There was a time when closing a real estate sale cost the seller a few hundred dollars for transfer tax stamps on the transfer deed, but those days are long gone. Nowadays, transfer tax can be a major consideration in structuring and funding a property transaction. And the requirements for complying with, or being excluded from, transfer taxes have multiplied.
In some markets, transfer tax can exceed the property tax burden in the first few years after an acquisition. For example, in San Francisco the transfer tax on property transactions valued at more than $10 million is 2.5 percent of the sales price.
Historically, transfer taxes were only collected when the county recorder’s office recorded a deed. If a transfer occurred through the acquisition of a legal entity that owned the property, and that entity continued to exist without requiring a transfer deed, then no transfer tax was owed.
Today, however, many real estate transactions occur through the buying or selling of ownership interests in legal entities which hold title to real property, and which continue to exist and hold property after the transaction has concluded. Technically, there is an indirect change in ownership because the legal entity is now owned by a different entity or owner, even though the title for the real estate remains unchanged.
The proliferation of these indirect property transfers has spurred tax authorities to enact laws that assess transfer taxes on indirect sales.

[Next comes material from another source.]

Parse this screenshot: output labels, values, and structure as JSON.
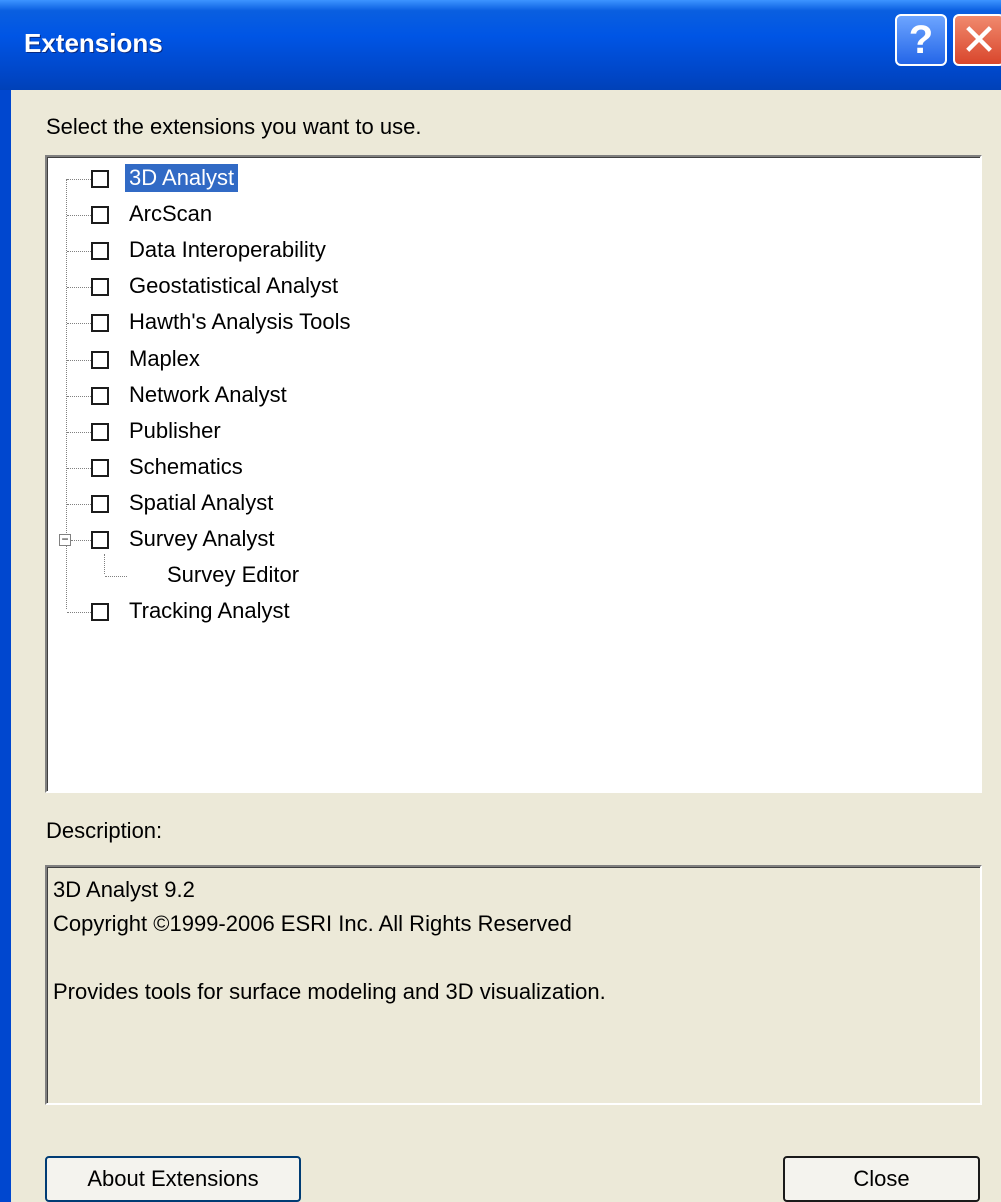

The deed-recording process cannot capture indirect sales, so counties and cities now require buyers and/or sellers to report such transfers through other means.
The most common way of tracking indirect transfers is to align transfer tax reporting with the property tax system. In California, for example, taxpayers must report legal entity transfers to the state Board of Equalization, which in turn reports the transfers to county assessors. Counties and cities which collect transfer taxes on indirect sales can now access assessor databases to learn about indirect transfers in their jurisdictions.
Most transfer tax laws contain numerous exclusions. For example, if there is a mortgage against a property, the amount financed is excluded from the purchase price when calculating the transfer tax. Similarly, transfers of property between entities which have the same ownership percentages are excluded from transfer taxes. A third example is the exclusion from transfer tax for marital dissolutions.
In recent years, however, tax authorities have repealed some exclusions from transfer tax. Some jurisdictions have deleted the mortgage deduction. Likewise, gifts and transfers upon death, and transfers to non-profit entities, which were once generally excluded, are now subject to transfer tax.
The declining number of exclusions restricts a market participant’s ability to structure transactions to be exempt from transfer tax. That task has grown only more difficult as variations in tax rules have increased between jurisdictions at the local level.
The transfer tax has traditionally been and continues to be a local tax. Consequently, individual counties and cities determine what elements to include or not include in their transfer tax ordinances. Transfer taxes are an attractive way for local governments to raise revenue, particularly when other sources of tax income are limited.
In California, most counties and cities operate under the traditional transfer tax laws that the state Legislature established almost 50 years ago. But more than a dozen counties and cities have modified the transfer tax law enacted by the Legislature. The courts have approved such changes under the home rule doctrine, which allows communities to govern themselves with laws that don’t conflict with state or federal law.
These modifications have two primary goals: The first is to impose transfer tax on indirect transfers of real property caused by changes in the ownership of legal entities. The second goal is to repeal the exclusions that existed in the original transfer tax laws. In addition, the modifications have often added penalties for failure to pay transfer taxes.
California, like most states, has dozens of counties and hundreds of cities, which means that buyers and sellers of real property must familiarize themselves with the specific provisions in local transfer tax ordinances.
Transfer tax compliance used to be as simple as checking a box. But high transfer tax rates, the prevalence of indirect property sales and rising property values have increased the significance and complexity of transfer taxes in property transactions. Awareness of tax rates, available exclusions from the transfer tax and compliance and reporting requirements is essential to maximize property value and avoiding reporting pitfalls.